New Yorker has an interesting feature on Machiavelli:
“A prince, particularly a new prince, cannot afford to cultivate attributes for which men are considered good. In order to maintain the state, a prince will often be compelled to work against what is merciful, loyal, humane, upright, and scrupulous”
“Men must be either flattered or eliminated, because a man will readily avenge a slight grievance, but not one that is truly severe”
“How one lives and how one ought to live are so far apart that he who spurns what is actually done for what ought to be done will achieve ruin rather than his own preservation.”
The great republic of his own era had failed because the men entrusted with its liberties did not know how to fight for them. He had seen his friend Soderini forfeit Florence by refusing to limit the freedoms ultimately employed against him by his enemies; that is, by trusting that goodness and decency could triumph over the implacable vices and envious designs of men.

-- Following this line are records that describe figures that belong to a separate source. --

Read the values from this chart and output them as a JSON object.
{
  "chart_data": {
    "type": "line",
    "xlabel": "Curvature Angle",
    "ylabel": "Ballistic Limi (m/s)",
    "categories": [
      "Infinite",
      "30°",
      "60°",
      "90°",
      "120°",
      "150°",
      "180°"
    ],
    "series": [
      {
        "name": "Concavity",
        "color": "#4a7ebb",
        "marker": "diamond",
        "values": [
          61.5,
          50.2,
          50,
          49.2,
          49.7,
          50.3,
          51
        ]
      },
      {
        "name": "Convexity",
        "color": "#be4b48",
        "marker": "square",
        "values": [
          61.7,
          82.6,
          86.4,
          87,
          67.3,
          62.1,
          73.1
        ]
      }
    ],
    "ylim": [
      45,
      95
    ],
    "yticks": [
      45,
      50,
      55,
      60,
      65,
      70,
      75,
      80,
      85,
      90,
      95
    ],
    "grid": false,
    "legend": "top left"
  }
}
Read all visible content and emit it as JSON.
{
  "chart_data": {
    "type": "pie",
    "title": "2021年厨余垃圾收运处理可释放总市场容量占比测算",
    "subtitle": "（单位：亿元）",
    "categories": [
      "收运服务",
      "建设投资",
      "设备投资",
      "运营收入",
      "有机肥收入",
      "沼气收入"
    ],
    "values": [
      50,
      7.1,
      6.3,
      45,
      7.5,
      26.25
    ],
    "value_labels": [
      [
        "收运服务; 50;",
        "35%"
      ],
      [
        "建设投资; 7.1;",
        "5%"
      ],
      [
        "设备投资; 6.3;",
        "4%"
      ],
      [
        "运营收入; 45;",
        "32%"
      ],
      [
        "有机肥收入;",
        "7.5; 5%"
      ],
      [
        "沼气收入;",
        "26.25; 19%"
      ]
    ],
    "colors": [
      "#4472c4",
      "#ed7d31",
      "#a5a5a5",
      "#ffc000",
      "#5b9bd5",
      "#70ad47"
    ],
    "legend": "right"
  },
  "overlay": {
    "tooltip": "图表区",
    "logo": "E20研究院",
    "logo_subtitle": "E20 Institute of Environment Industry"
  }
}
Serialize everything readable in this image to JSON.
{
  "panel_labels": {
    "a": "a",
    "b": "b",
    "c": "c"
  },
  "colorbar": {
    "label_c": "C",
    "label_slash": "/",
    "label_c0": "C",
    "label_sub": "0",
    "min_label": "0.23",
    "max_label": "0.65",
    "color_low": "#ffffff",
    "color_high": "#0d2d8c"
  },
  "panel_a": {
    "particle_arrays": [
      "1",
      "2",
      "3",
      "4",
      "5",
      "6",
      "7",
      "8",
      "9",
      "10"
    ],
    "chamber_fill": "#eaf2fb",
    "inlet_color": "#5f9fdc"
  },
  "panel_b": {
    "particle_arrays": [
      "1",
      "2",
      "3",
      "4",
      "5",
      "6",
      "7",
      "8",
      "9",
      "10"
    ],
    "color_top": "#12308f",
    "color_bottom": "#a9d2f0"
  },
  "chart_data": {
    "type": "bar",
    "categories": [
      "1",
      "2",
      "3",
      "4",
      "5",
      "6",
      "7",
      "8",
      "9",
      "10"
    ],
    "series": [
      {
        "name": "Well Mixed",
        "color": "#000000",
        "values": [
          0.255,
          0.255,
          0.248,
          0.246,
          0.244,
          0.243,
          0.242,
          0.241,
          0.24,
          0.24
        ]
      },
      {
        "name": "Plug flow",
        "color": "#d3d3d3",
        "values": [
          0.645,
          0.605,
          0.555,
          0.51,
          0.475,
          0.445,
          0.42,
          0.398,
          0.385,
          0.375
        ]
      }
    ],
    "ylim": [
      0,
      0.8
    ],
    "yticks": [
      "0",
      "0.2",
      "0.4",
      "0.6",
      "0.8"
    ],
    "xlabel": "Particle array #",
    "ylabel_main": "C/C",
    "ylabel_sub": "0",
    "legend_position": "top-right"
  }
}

Yet he (Borgia) was not a monster, if one considered the question of morals honestly, in terms of the good actually accomplished rather than the reputation created for oneself.
Machiavelli asserts that Borgia had thus proved more genuinely merciful than the Florentines, who, guarding their reputation, had allowed the town of Pistoia to be destroyed by factional fighting rather than intervene with their own arms. “A prince, therefore, must not fear being reproached for cruelty,” he concludes, issuing one of the memorably black-hearted maxims that do not mean exactly what they say.
We insist that our leaders convince us that they are exemplary and (increasingly) God-fearing human beings, who are nevertheless able to protect us from enemies not so constrained. How is this to be done? Do we really want to know?
I wonder who else when watching “The Dark Knight” and heard this line thought of the PAP and more specifically MM:
he’s the hero Gotham deserves … but not the one it needs right now. So we’ll hunt him, because he can take it. Because he’s not our hero … he’s a silent guardian, a watchful protector … a dark knight.
The real leaders/heroes can take it.